The founding team is Kyler Blue, Raymond Kennedy, and Matthew Portner. Kyler was the first employee and Head of Product at Tenor, the GIF keyboard company that Google acquired. He designed the product that serves billions of GIF searches daily. Raymond is a repeat YC founder who built Rhythmm (YC W18) and Sesh, which GoFundMe acquired. Matthew founded DefendTheHouse, a gaming YouTube channel with 700,000 subscribers, and did production work at Snapchat and BuzzFeed. The team combines consumer product expertise with deep gaming knowledge and platform engineering experience. They’re a three-person team in San Francisco, part of YC’s Spring 2025 batch.
The developer proposition is aggressively competitive. Wavedash takes a 10% platform fee. Steam takes 30%. The App Store takes 30%. The Epic Games Store takes 12%. At 10%, Wavedash would be the cheapest major distribution platform in gaming. Combined with the built-in hosting, cloud saves, multiplayer infrastructure, achievements, and analytics, developers get a full distribution stack at a third of Steam’s cost.

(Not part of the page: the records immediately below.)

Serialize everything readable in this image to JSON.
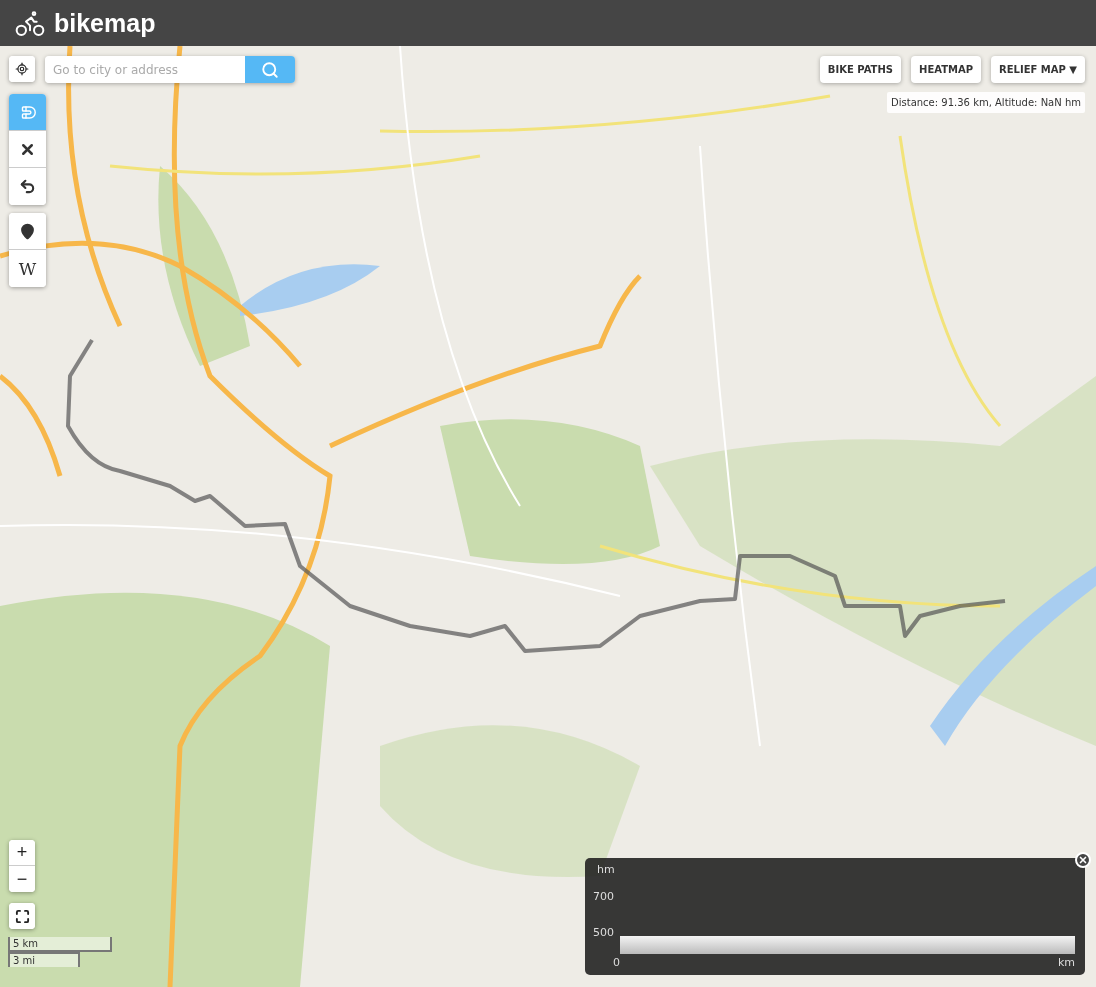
{
  "header": {
    "logo": "bikemap"
  },
  "search": {
    "placeholder": "Go to city or address"
  },
  "route_tools": [
    {
      "kind": "magnet",
      "selected": true
    },
    {
      "kind": "clear",
      "selected": false
    },
    {
      "kind": "undo",
      "selected": false
    }
  ],
  "layer_tools": [
    {
      "kind": "marker"
    },
    {
      "kind": "wiki",
      "label": "W"
    }
  ],
  "zoom": {
    "in": "+",
    "out": "−"
  },
  "scale": {
    "metric": "5 km",
    "imperial": "3 mi"
  },
  "layer_buttons": [
    {
      "label": "BIKE PATHS"
    },
    {
      "label": "HEATMAP"
    },
    {
      "label": "RELIEF MAP ▼"
    }
  ],
  "route_info": "Distance: 91.36 km, Altitude: NaN hm",
  "elevation_panel": {
    "y_unit": "hm",
    "y_labels": [
      "700",
      "500"
    ],
    "x_start": "0",
    "x_unit": "km"
  }
}
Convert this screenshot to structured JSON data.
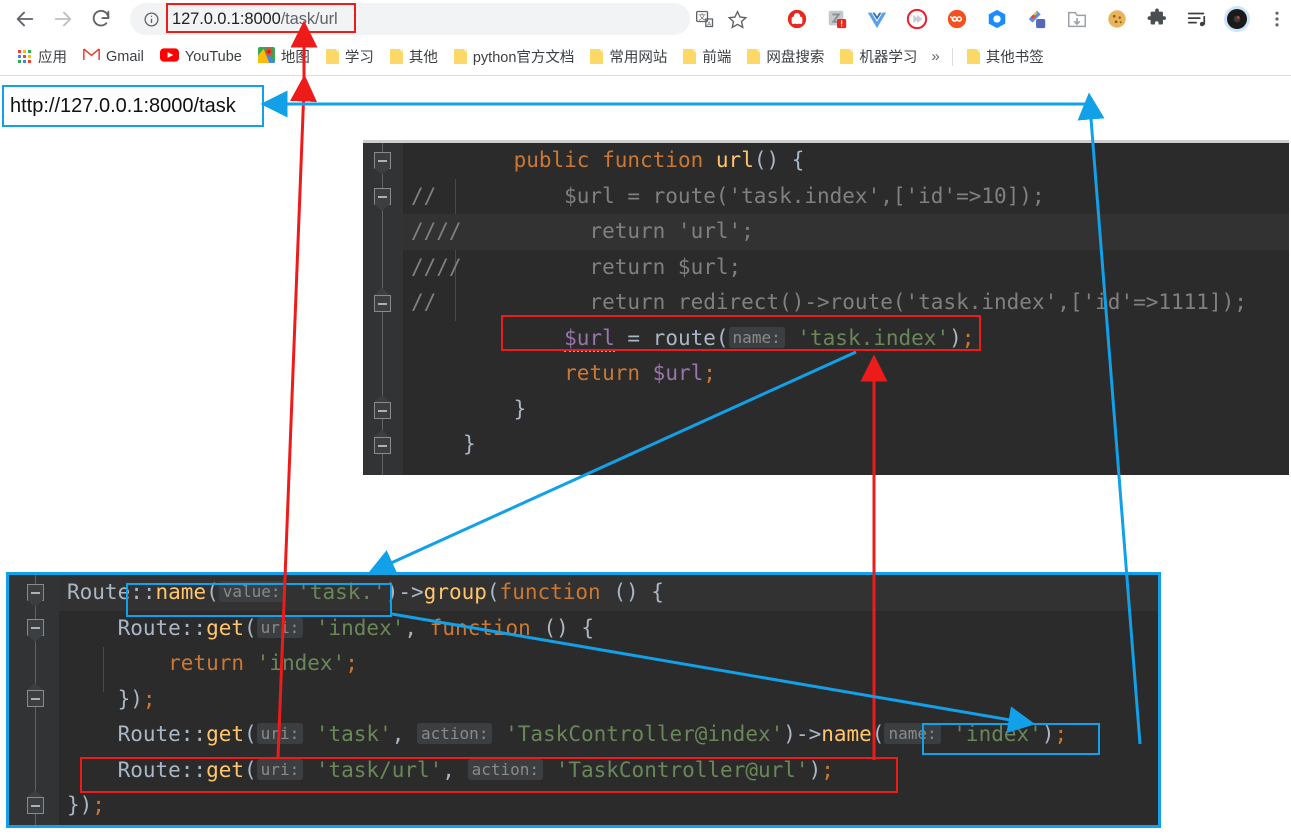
{
  "browser": {
    "nav": {
      "back_label": "Back",
      "forward_label": "Forward",
      "reload_label": "Reload"
    },
    "omnibox": {
      "info_icon": "info-circle-icon",
      "url_host": "127.0.0.1:8000",
      "url_path": "/task/url",
      "full_url": "127.0.0.1:8000/task/url",
      "translate_icon": "translate-icon",
      "bookmark_icon": "star-icon"
    },
    "extensions": [
      {
        "name": "adblock-icon",
        "color": "#e8271e"
      },
      {
        "name": "grammar-checker-icon",
        "color": "#9aa0a6"
      },
      {
        "name": "vue-devtools-icon",
        "color": "#41b883"
      },
      {
        "name": "video-speed-icon",
        "color": "#ec2028"
      },
      {
        "name": "infinity-new-tab-icon",
        "color": "#f4511e"
      },
      {
        "name": "octotree-icon",
        "color": "#1a8cff"
      },
      {
        "name": "screenshot-icon",
        "color": "#4a6fd4"
      },
      {
        "name": "download-icon",
        "color": "#9aa0a6"
      },
      {
        "name": "cookie-editor-icon",
        "color": "#d9a441"
      },
      {
        "name": "extensions-puzzle-icon",
        "color": "#5f6368"
      },
      {
        "name": "reading-list-icon",
        "color": "#3c4043"
      },
      {
        "name": "profile-avatar-icon",
        "color": "#1a1a1a"
      },
      {
        "name": "chrome-menu-icon",
        "color": "#5f6368"
      }
    ],
    "bookmarks": [
      {
        "label": "应用",
        "icon": "apps-grid-icon"
      },
      {
        "label": "Gmail",
        "icon": "gmail-icon"
      },
      {
        "label": "YouTube",
        "icon": "youtube-icon"
      },
      {
        "label": "地图",
        "icon": "google-maps-icon"
      },
      {
        "label": "学习",
        "icon": "folder-icon"
      },
      {
        "label": "其他",
        "icon": "folder-icon"
      },
      {
        "label": "python官方文档",
        "icon": "folder-icon"
      },
      {
        "label": "常用网站",
        "icon": "folder-icon"
      },
      {
        "label": "前端",
        "icon": "folder-icon"
      },
      {
        "label": "网盘搜索",
        "icon": "folder-icon"
      },
      {
        "label": "机器学习",
        "icon": "folder-icon"
      }
    ],
    "bookmarks_overflow_label": "»",
    "other_bookmarks": {
      "label": "其他书签",
      "icon": "folder-icon"
    }
  },
  "annotation_url_box": {
    "text": "http://127.0.0.1:8000/task"
  },
  "code_top": {
    "lines": [
      {
        "comment": "",
        "tokens": [
          {
            "t": "    ",
            "c": "punc"
          },
          {
            "t": "public",
            "c": "kw"
          },
          {
            "t": " ",
            "c": "punc"
          },
          {
            "t": "function",
            "c": "kw"
          },
          {
            "t": " ",
            "c": "punc"
          },
          {
            "t": "url",
            "c": "fn"
          },
          {
            "t": "() {",
            "c": "punc"
          }
        ]
      },
      {
        "comment": "//",
        "tokens": [
          {
            "t": "        $url = route('task.index',['id'=>10]);",
            "c": "comment"
          }
        ]
      },
      {
        "comment": "////",
        "highlight": true,
        "tokens": [
          {
            "t": "          return 'url';",
            "c": "comment"
          }
        ]
      },
      {
        "comment": "////",
        "tokens": [
          {
            "t": "          return $url;",
            "c": "comment"
          }
        ]
      },
      {
        "comment": "//",
        "tokens": [
          {
            "t": "          return redirect()->route('task.index',['id'=>1111]);",
            "c": "comment"
          }
        ]
      },
      {
        "comment": "",
        "tokens": [
          {
            "t": "        ",
            "c": "punc"
          },
          {
            "t": "$url",
            "c": "var",
            "squiggle": true
          },
          {
            "t": " = ",
            "c": "punc"
          },
          {
            "t": "route",
            "c": "punc"
          },
          {
            "t": "(",
            "c": "punc"
          },
          {
            "t": "name:",
            "c": "hint"
          },
          {
            "t": " ",
            "c": "punc"
          },
          {
            "t": "'task.index'",
            "c": "str"
          },
          {
            "t": ")",
            "c": "punc"
          },
          {
            "t": ";",
            "c": "kw"
          }
        ]
      },
      {
        "comment": "",
        "tokens": [
          {
            "t": "        ",
            "c": "punc"
          },
          {
            "t": "return",
            "c": "kw"
          },
          {
            "t": " ",
            "c": "punc"
          },
          {
            "t": "$url",
            "c": "var"
          },
          {
            "t": ";",
            "c": "kw"
          }
        ]
      },
      {
        "comment": "",
        "tokens": [
          {
            "t": "    }",
            "c": "brc"
          }
        ]
      },
      {
        "comment": "",
        "tokens": [
          {
            "t": "}",
            "c": "brc"
          }
        ]
      }
    ]
  },
  "code_bottom": {
    "lines": [
      {
        "current": true,
        "tokens": [
          {
            "t": "Route::",
            "c": "punc"
          },
          {
            "t": "name",
            "c": "fn"
          },
          {
            "t": "(",
            "c": "punc"
          },
          {
            "t": "value:",
            "c": "hint"
          },
          {
            "t": " ",
            "c": "punc"
          },
          {
            "t": "'task.'",
            "c": "str"
          },
          {
            "t": ")",
            "c": "punc"
          },
          {
            "t": "->",
            "c": "punc"
          },
          {
            "t": "group",
            "c": "fn"
          },
          {
            "t": "(",
            "c": "punc"
          },
          {
            "t": "function",
            "c": "kw"
          },
          {
            "t": " () {",
            "c": "punc"
          }
        ]
      },
      {
        "tokens": [
          {
            "t": "    Route::",
            "c": "punc"
          },
          {
            "t": "get",
            "c": "fn"
          },
          {
            "t": "(",
            "c": "punc"
          },
          {
            "t": "uri:",
            "c": "hint"
          },
          {
            "t": " ",
            "c": "punc"
          },
          {
            "t": "'index'",
            "c": "str"
          },
          {
            "t": ", ",
            "c": "punc"
          },
          {
            "t": "function",
            "c": "kw"
          },
          {
            "t": " () {",
            "c": "punc"
          }
        ]
      },
      {
        "tokens": [
          {
            "t": "        ",
            "c": "punc"
          },
          {
            "t": "return",
            "c": "kw"
          },
          {
            "t": " ",
            "c": "punc"
          },
          {
            "t": "'index'",
            "c": "str"
          },
          {
            "t": ";",
            "c": "kw"
          }
        ]
      },
      {
        "tokens": [
          {
            "t": "    })",
            "c": "punc"
          },
          {
            "t": ";",
            "c": "kw"
          }
        ]
      },
      {
        "tokens": [
          {
            "t": "    Route::",
            "c": "punc"
          },
          {
            "t": "get",
            "c": "fn"
          },
          {
            "t": "(",
            "c": "punc"
          },
          {
            "t": "uri:",
            "c": "hint"
          },
          {
            "t": " ",
            "c": "punc"
          },
          {
            "t": "'task'",
            "c": "str"
          },
          {
            "t": ", ",
            "c": "punc"
          },
          {
            "t": "action:",
            "c": "hint"
          },
          {
            "t": " ",
            "c": "punc"
          },
          {
            "t": "'TaskController@index'",
            "c": "str"
          },
          {
            "t": ")",
            "c": "punc"
          },
          {
            "t": "->",
            "c": "punc"
          },
          {
            "t": "name",
            "c": "fn"
          },
          {
            "t": "(",
            "c": "punc"
          },
          {
            "t": "name:",
            "c": "hint"
          },
          {
            "t": " ",
            "c": "punc"
          },
          {
            "t": "'index'",
            "c": "str"
          },
          {
            "t": ")",
            "c": "punc"
          },
          {
            "t": ";",
            "c": "kw"
          }
        ]
      },
      {
        "tokens": [
          {
            "t": "    Route::",
            "c": "punc"
          },
          {
            "t": "get",
            "c": "fn"
          },
          {
            "t": "(",
            "c": "punc"
          },
          {
            "t": "uri:",
            "c": "hint"
          },
          {
            "t": " ",
            "c": "punc"
          },
          {
            "t": "'task/url'",
            "c": "str"
          },
          {
            "t": ", ",
            "c": "punc"
          },
          {
            "t": "action:",
            "c": "hint"
          },
          {
            "t": " ",
            "c": "punc"
          },
          {
            "t": "'TaskController@url'",
            "c": "str"
          },
          {
            "t": ")",
            "c": "punc"
          },
          {
            "t": ";",
            "c": "kw"
          }
        ]
      },
      {
        "tokens": [
          {
            "t": "})",
            "c": "punc"
          },
          {
            "t": ";",
            "c": "kw"
          }
        ]
      }
    ]
  },
  "annotations": {
    "red_color": "#ee1b1b",
    "blue_color": "#12a0e8",
    "boxes": [
      {
        "name": "url-bar-red-box",
        "color": "#ee1b1b"
      },
      {
        "name": "route-call-red-box",
        "color": "#ee1b1b"
      },
      {
        "name": "task-url-route-red-box",
        "color": "#ee1b1b"
      },
      {
        "name": "route-name-blue-box",
        "color": "#12a0e8"
      },
      {
        "name": "name-index-blue-box",
        "color": "#12a0e8"
      },
      {
        "name": "generated-url-blue-box",
        "color": "#12a0e8"
      }
    ]
  }
}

The platform already has live games. Parking Garage Rally Circuit DX, a retro arcade racer by Walaber Entertainment, is playable right now for $14.99. It supports split-screen multiplayer for up to four players and real-time lobbies for up to eight. The game supports controllers, keyboards, and mice. It works. I tried it.
The Verdict
I think Wavedash is attempting something that could genuinely reshape how games get distributed, and the timing is better than it’s ever been. WebGPU maturity, browser performance improvements, and growing developer frustration with Steam’s 30% cut all converge in Wavedash’s favor. The link-based multiplayer alone is a feature that, if it works reliably across a broad game catalog, could drive viral adoption in a way that no other platform can match.
The competition is steep but differently shaped. Steam has an unassailable content library and social features. Epic has Fortnite and Unreal Engine as anchors. GOG has the DRM-free niche. None of them offer instant browser-based play. Wavedash isn’t competing with these platforms on catalog size. It’s competing on access speed and distribution economics. If you’re an indie developer shipping a multiplayer game, the pitch of “your players don’t need to download anything and you keep 90% of revenue” is extremely compelling.
The risk is technical breadth. WebAssembly and WebGPU can handle a lot, but they can’t handle everything. AAA titles with massive asset loads and complex rendering pipelines are not going to run in a browser tab anytime soon. Wavedash’s near-term market is indie and mid-tier games, which is a real market but a smaller one. The question is whether they can build enough momentum in that segment to matter when the technology eventually catches up to bigger titles.
Thirty days, I’d want to see the game catalog growing. One title is a proof of concept. Ten titles is a platform. Sixty days, the multiplayer link-sharing feature needs to show viral mechanics. How many players join through shared links versus finding games on their own? Ninety days, the developer economics story has to hold up. If devs are making more money on Wavedash per unit sold than on Steam, word will spread fast through indie developer communities. The technical foundation is real. The team understands consumer products. Now it’s a content acquisition race.